JHU Phone Number Impersonation

A Cardiology patient notified the GBMC office that they received a phone call from a JHU Cardiology phone number asking questions about their medications and recommending a testing kit for auto-immune issues. Luckily the patient recognized it as a scam and hung up.

Security informed us that scammers can use caller ID software to make it look like the call is coming from a legitimate phone number when it is actually offshore. They advised us to tell the patient to consider changing their passwords to key email addresses, MyChart and bank accounts. They should also consider contacting the 3 major credit agencies (Experian, Equifax, Transunion) to lock credit if they do not need to take out any loans.
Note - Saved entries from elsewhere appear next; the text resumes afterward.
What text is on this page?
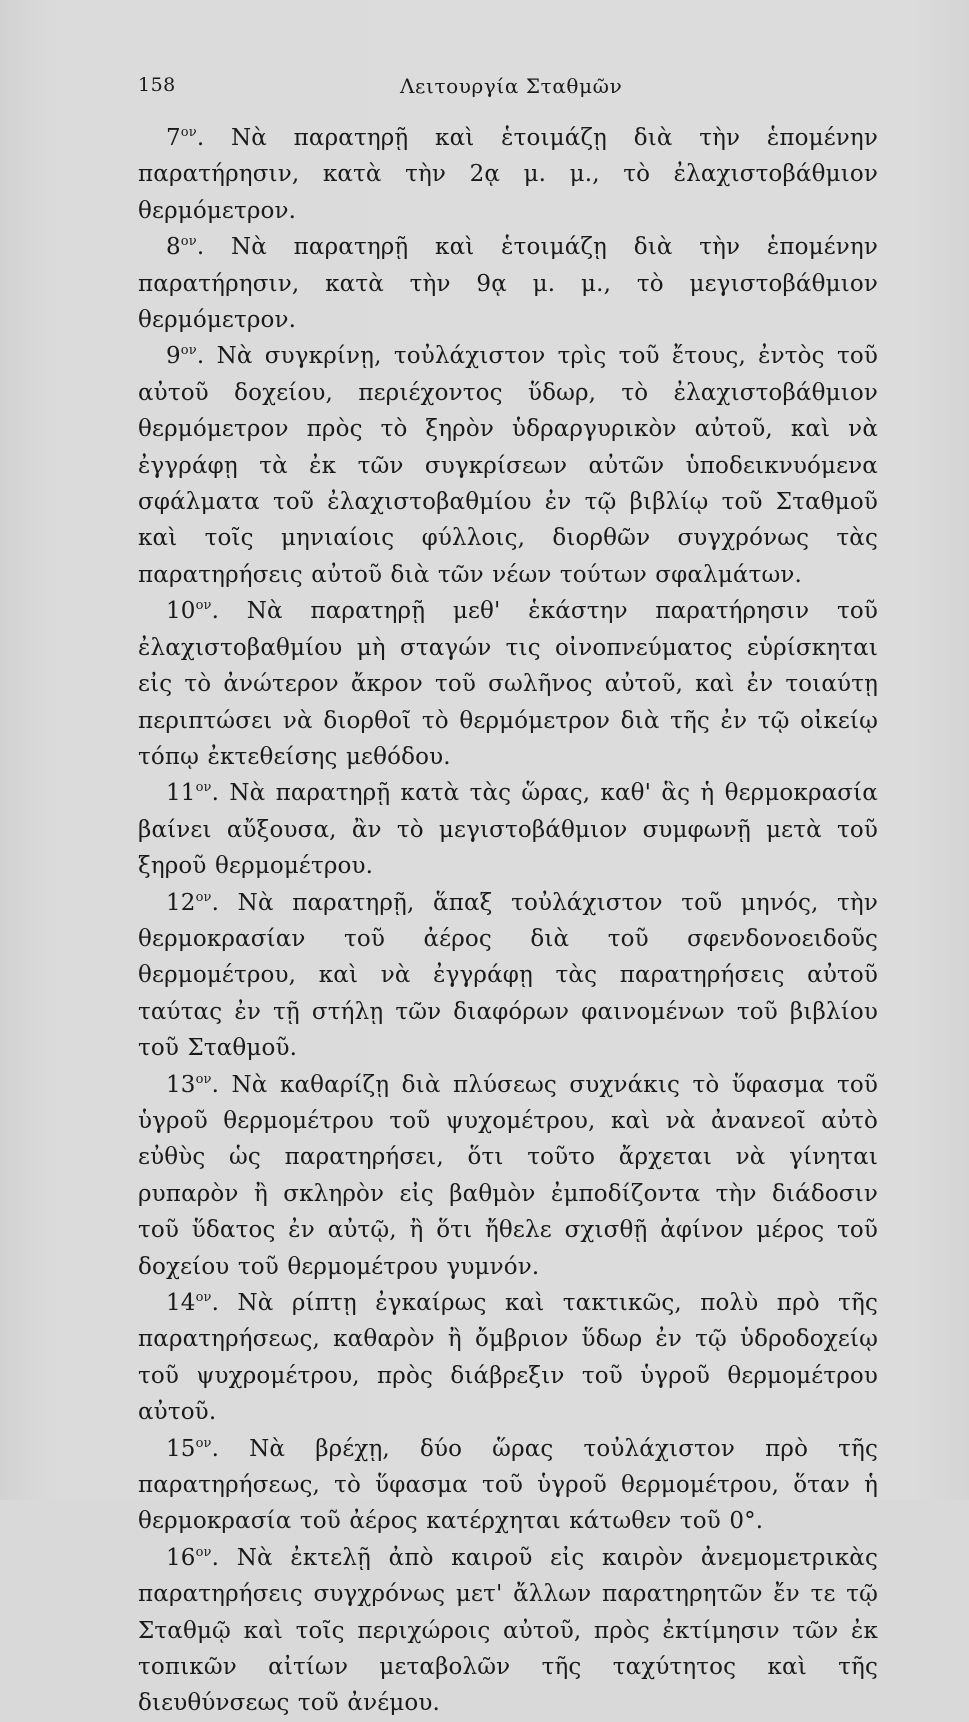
158	Λειτουργία Σταθμῶν

$7^{o\nu}$. Νὰ παρατηρῇ καὶ ἑτοιμάζῃ διὰ τὴν ἑπομένην παρατήρησιν, κατὰ τὴν 2ᾳ μ. μ., τὸ ἐλαχιστοβάθμιον θερμόμετρον.

$8^{o\nu}$. Νὰ παρατηρῇ καὶ ἑτοιμάζῃ διὰ τὴν ἑπομένην παρατήρησιν, κατὰ τὴν 9ᾳ μ. μ., τὸ μεγιστοβάθμιον θερμόμετρον.

$9^{o\nu}$. Νὰ συγκρίνῃ, τοὐλάχιστον τρὶς τοῦ ἔτους, ἐντὸς τοῦ αὐτοῦ δοχείου, περιέχοντος ὕδωρ, τὸ ἐλαχιστοβάθμιον θερμόμετρον πρὸς τὸ ξηρὸν ὑδραργυρικὸν αὐτοῦ, καὶ νὰ ἐγγράφῃ τὰ ἐκ τῶν συγκρίσεων αὐτῶν ὑποδεικνυόμενα σφάλματα τοῦ ἐλαχιστοβαθμίου ἐν τῷ βιβλίῳ τοῦ Σταθμοῦ καὶ τοῖς μηνιαίοις φύλλοις, διορθῶν συγχρόνως τὰς παρατηρήσεις αὐτοῦ διὰ τῶν νέων τούτων σφαλμάτων.

$10^{o\nu}$. Νὰ παρατηρῇ μεθ' ἑκάστην παρατήρησιν τοῦ ἐλαχιστοβαθμίου μὴ σταγών τις οἰνοπνεύματος εὑρίσκηται εἰς τὸ ἀνώτερον ἄκρον τοῦ σωλῆνος αὐτοῦ, καὶ ἐν τοιαύτῃ περιπτώσει νὰ διορθοῖ τὸ θερμόμετρον διὰ τῆς ἐν τῷ οἰκείῳ τόπῳ ἐκτεθείσης μεθόδου.

$11^{o\nu}$. Νὰ παρατηρῇ κατὰ τὰς ὥρας, καθ' ἃς ἡ θερμοκρασία βαίνει αὔξουσα, ἂν τὸ μεγιστοβάθμιον συμφωνῇ μετὰ τοῦ ξηροῦ θερμομέτρου.

$12^{o\nu}$. Νὰ παρατηρῇ, ἅπαξ τοὐλάχιστον τοῦ μηνός, τὴν θερμοκρασίαν τοῦ ἀέρος διὰ τοῦ σφενδονοειδοῦς θερμομέτρου, καὶ νὰ ἐγγράφῃ τὰς παρατηρήσεις αὐτοῦ ταύτας ἐν τῇ στήλῃ τῶν διαφόρων φαινομένων τοῦ βιβλίου τοῦ Σταθμοῦ.

$13^{o\nu}$. Νὰ καθαρίζῃ διὰ πλύσεως συχνάκις τὸ ὕφασμα τοῦ ὑγροῦ θερμομέτρου τοῦ ψυχομέτρου, καὶ νὰ ἀνανεοῖ αὐτὸ εὐθὺς ὡς παρατηρήσει, ὅτι τοῦτο ἄρχεται νὰ γίνηται ρυπαρὸν ἢ σκληρὸν εἰς βαθμὸν ἐμποδίζοντα τὴν διάδοσιν τοῦ ὕδατος ἐν αὐτῷ, ἢ ὅτι ἤθελε σχισθῇ ἀφίνον μέρος τοῦ δοχείου τοῦ θερμομέτρου γυμνόν.

$14^{o\nu}$. Νὰ ρίπτῃ ἐγκαίρως καὶ τακτικῶς, πολὺ πρὸ τῆς παρατηρήσεως, καθαρὸν ἢ ὄμβριον ὕδωρ ἐν τῷ ὑδροδοχείῳ τοῦ ψυχρομέτρου, πρὸς διάβρεξιν τοῦ ὑγροῦ θερμομέτρου αὐτοῦ.

$15^{o\nu}$. Νὰ βρέχῃ, δύο ὥρας τοὐλάχιστον πρὸ τῆς παρατηρήσεως, τὸ ὕφασμα τοῦ ὑγροῦ θερμομέτρου, ὅταν ἡ θερμοκρασία τοῦ ἀέρος κατέρχηται κάτωθεν τοῦ 0°.

$16^{o\nu}$. Νὰ ἐκτελῇ ἀπὸ καιροῦ εἰς καιρὸν ἀνεμομετρικὰς παρατηρήσεις συγχρόνως μετ' ἄλλων παρατηρητῶν ἔν τε τῷ Σταθμῷ καὶ τοῖς περιχώροις αὐτοῦ, πρὸς ἐκτίμησιν τῶν ἐκ τοπικῶν αἰτίων μεταβολῶν τῆς ταχύτητος καὶ τῆς διευθύνσεως τοῦ ἀνέμου.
Security will be notifying the Privacy Office to see if the patient was involved in a breach.

Requesting Remote Access to Computers

We were notified by security that a call was made to one of their employees. The phone # indicated it was from within JHH 410-955-XXXX but it was scammer posing as JH I.T. needing to remote into their computer to install a patch and correct a security concern. Luckily, the employee had not placed a service request and did not allow access.

Use of Public Charging Stations

USB cords directly connected to a device are a new way for perpetrators to access devices. It is recommended to use a power adapter and not the USB charging station when charging any device in public.